Spain’s central bank is all set to roll out the new registration process for crypto-exchanges by September-October. Exchanges, along with crypto-asset custody platforms and wallets, will be required to register with authorities in order to comply with legal requirements. This, the institution believes, will address transparency and terrorism financing issues.
The aforementioned steps are mandated by the Prevention of Money Laundering and Financing of Terrorism Law. It was passed by the Spanish parliament last year. Subsequently, this provision was included in Royal Decree-Law 7/2021. It gives a period of six months for the implementation of the registry from its entry into force ie., from 29 April to 29 October. The law states that the purpose is to,
“Improve the mechanisms for the prevention of terrorism and improve the transparency and availability of information about true cryptocurrency owners.”
Once the procedure with instructions and the necessary forms to request registration in the new registry is released by the Bank, entities will have until January 2022 to send in their applications. Acceptance in the registry will be based on the implementation of anti-money laundering and anti-terrorist financing measures.
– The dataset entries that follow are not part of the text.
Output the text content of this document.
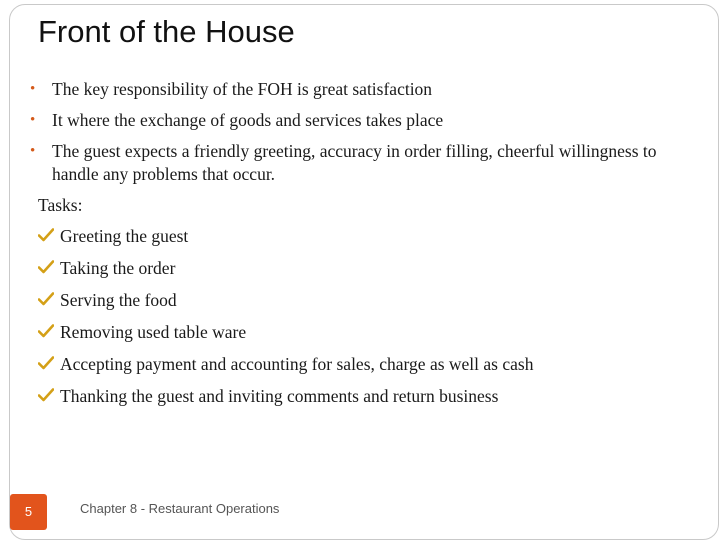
Front of the House
• The key responsibility of the FOH is great satisfaction
• It where the exchange of goods and services takes place
• The guest expects a friendly greeting, accuracy in order filling, cheerful willingness to handle any problems that occur.
Tasks:
Greeting the guest
Taking the order
Serving the food
Removing used table ware
Accepting payment and accounting for sales, charge as well as cash
Thanking the guest and inviting comments and return business
5	Chapter 8 - Restaurant Operations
Along with AML protocols, digital asset service providers should also meet the central bank’s “commercial and professional” compliance requirements.
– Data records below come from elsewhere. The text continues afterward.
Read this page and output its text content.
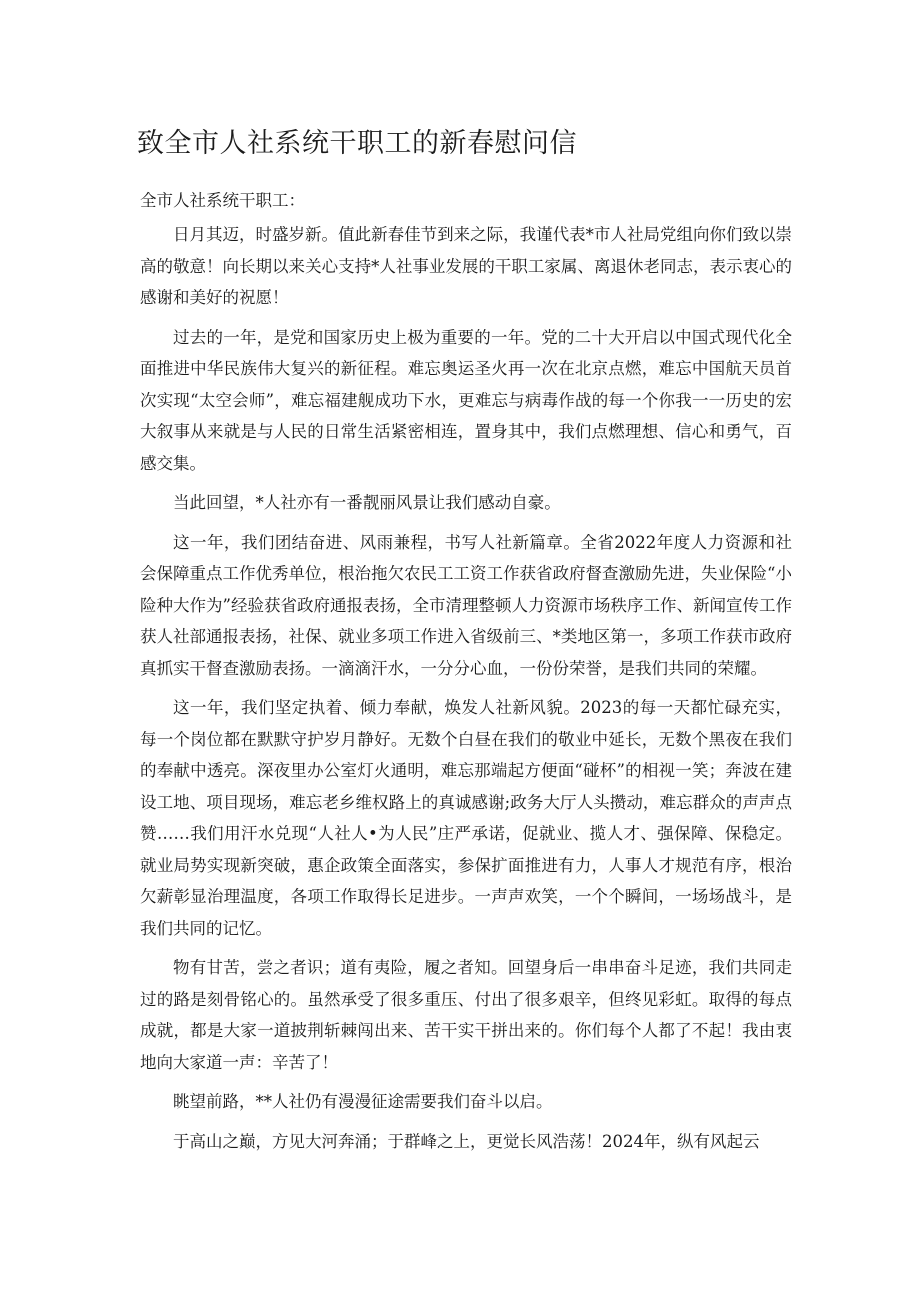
致全市人社系统干职工的新春慰问信

全市人社系统干职工：

日月其迈，时盛岁新。值此新春佳节到来之际，我谨代表*市人社局党组向你们致以崇高的敬意！向长期以来关心支持*人社事业发展的干职工家属、离退休老同志，表示衷心的感谢和美好的祝愿！

过去的一年，是党和国家历史上极为重要的一年。党的二十大开启以中国式现代化全面推进中华民族伟大复兴的新征程。难忘奥运圣火再一次在北京点燃，难忘中国航天员首次实现“太空会师”，难忘福建舰成功下水，更难忘与病毒作战的每一个你我一一历史的宏大叙事从来就是与人民的日常生活紧密相连，置身其中，我们点燃理想、信心和勇气，百感交集。

当此回望，*人社亦有一番靓丽风景让我们感动自豪。

这一年，我们团结奋进、风雨兼程，书写人社新篇章。全省2022年度人力资源和社会保障重点工作优秀单位，根治拖欠农民工工资工作获省政府督查激励先进，失业保险“小险种大作为”经验获省政府通报表扬，全市清理整顿人力资源市场秩序工作、新闻宣传工作获人社部通报表扬，社保、就业多项工作进入省级前三、*类地区第一，多项工作获市政府真抓实干督查激励表扬。一滴滴汗水，一分分心血，一份份荣誉，是我们共同的荣耀。

这一年，我们坚定执着、倾力奉献，焕发人社新风貌。2023的每一天都忙碌充实，每一个岗位都在默默守护岁月静好。无数个白昼在我们的敬业中延长，无数个黑夜在我们的奉献中透亮。深夜里办公室灯火通明，难忘那端起方便面“碰杯”的相视一笑；奔波在建设工地、项目现场，难忘老乡维权路上的真诚感谢;政务大厅人头攒动，难忘群众的声声点赞……我们用汗水兑现“人社人•为人民”庄严承诺，促就业、揽人才、强保障、保稳定。就业局势实现新突破，惠企政策全面落实，参保扩面推进有力，人事人才规范有序，根治欠薪彰显治理温度，各项工作取得长足进步。一声声欢笑，一个个瞬间，一场场战斗，是我们共同的记忆。

物有甘苦，尝之者识；道有夷险，履之者知。回望身后一串串奋斗足迹，我们共同走过的路是刻骨铭心的。虽然承受了很多重压、付出了很多艰辛，但终见彩虹。取得的每点成就，都是大家一道披荆斩棘闯出来、苦干实干拼出来的。你们每个人都了不起！我由衷地向大家道一声：辛苦了！

眺望前路，**人社仍有漫漫征途需要我们奋斗以启。

于高山之巅，方见大河奔涌；于群峰之上，更觉长风浩荡！2024年，纵有风起云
Further, persons involved in providing services related to the “exchange of virtual currency for legal tender” will be subject to “preventive obligations.” Moreover, the registry will be connected to those of other countries in the European Union. It will also be available to the public for viewing in a bid to increase transparency.
A proactive regulatory environment
Spanish authorities and lawmakers have been spending considerable time regulating the cryptocurrency industry lately. Earlier this year, the Spanish tax agency stepped up its monitoring of cryptocurrency usage by mandating both citizens and residents to declare their cryptocurrency holdings, even those held on overseas-based platforms.
Moreover, Spain’s National Securities Market Commission (CNMV) recently issued warnings against Huobi and Bybit, along with several others, for operating without a license. Registered entities need to be authorized to offer securities-related services in Spain.